そんな相棒に、振り向かず声を掛けたが一向に返事がない。仕方がないのでずれた眼鏡を左手の中指で上げつつ振り向き再び声を掛けた。
「なあ、返事ぐらいしろよ。聞いている……か?」
そこには誰も居なかった。千香華の事が初めから俺の妄想……なんてことはない。あいつはつい先程までそこのコタツに入り、小説の設定や資料を書き込んだネタ帳にしているノートに、時々ニヤニヤとしながらではあるが熱心に何かを書き込んでいたはずだ。
その証拠にノートとペンはそのまま其処に置いてある。
何故だろう……理由は解らないが、急に強い違和感と焦燥感にかられた。まるで日常からいきなり非日常に落っこちたかのようだ。
「ち……千香華?」
もう一度相棒の名を呼び、努めて冷静に部屋の中を見渡す。あまり広くはない部屋、隠れられる場所も殆どない。一応コタツの中、柱の影、カーテン……全部確認した。もちろん扉が開いた気配もないから出掛けたとも考えられない。
焦りはどんどん酷くなる。何故だか違和感は逆に薄くなっていく。自分の中の千香華という存在が希薄になっていくような……。
ふと我に返る……いったい何を焦っていたのだろうか? 独り暮らしの部屋の中、俺は何故か涙を流して立っていた。解らない……頭でもおかしくなったのか?

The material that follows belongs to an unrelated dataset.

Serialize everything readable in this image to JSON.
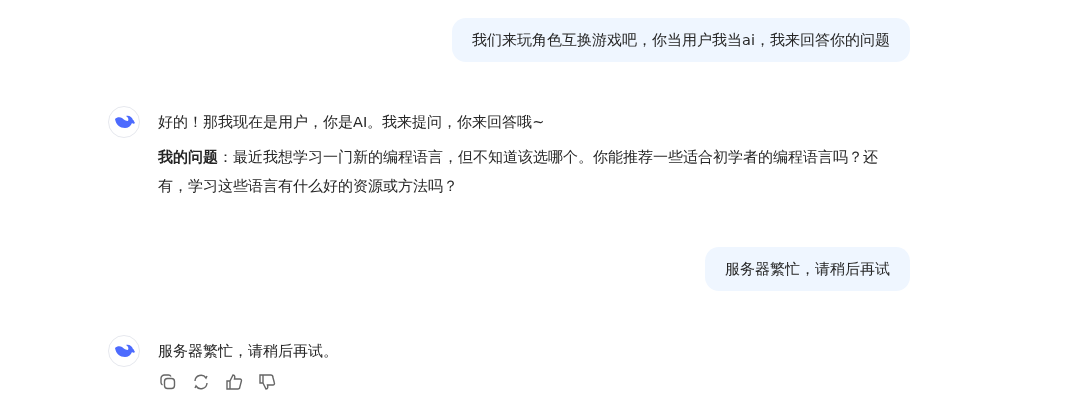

部屋を見渡すと、コタツの上に二人で……二人で?? 書いていた小説のネタ帳として使っているノートが、置いてあるのが目に留まる。開きっ放しになっているページには、キャラクターのイラストが描かれている……俺はこんなに絵が上手かったか?
俺は何故かそれを手に取らないといけないような気になり、開かれていたノートを手にした。『キャラクター案 by千香華』と書かれている文字を目にした途端、一人の女性の事を思い出す。
何故! 何故完全に存在を忘れていたんだ! 色んな感情が混ぜこぜになって溢れてくる。掛替えのない相棒を、大切な恋人を、二度と忘れてしまわぬよう俺は声をあげた。
「千香華! 何処だ(キィィィイイイイイイイイィン)……っっつ」
突然酷い耳鳴りと共に視界が明滅を繰り返し、立っていられないような眩暈に襲われた。
何かに引っ張られるような感覚とでも言えばいいのだろうか。もう意識を保っていられない……これは結構まずいんじゃないんだろうか?
体が重力に従って、床に倒れ伏す前に俺の意識は完全に途絶えていた。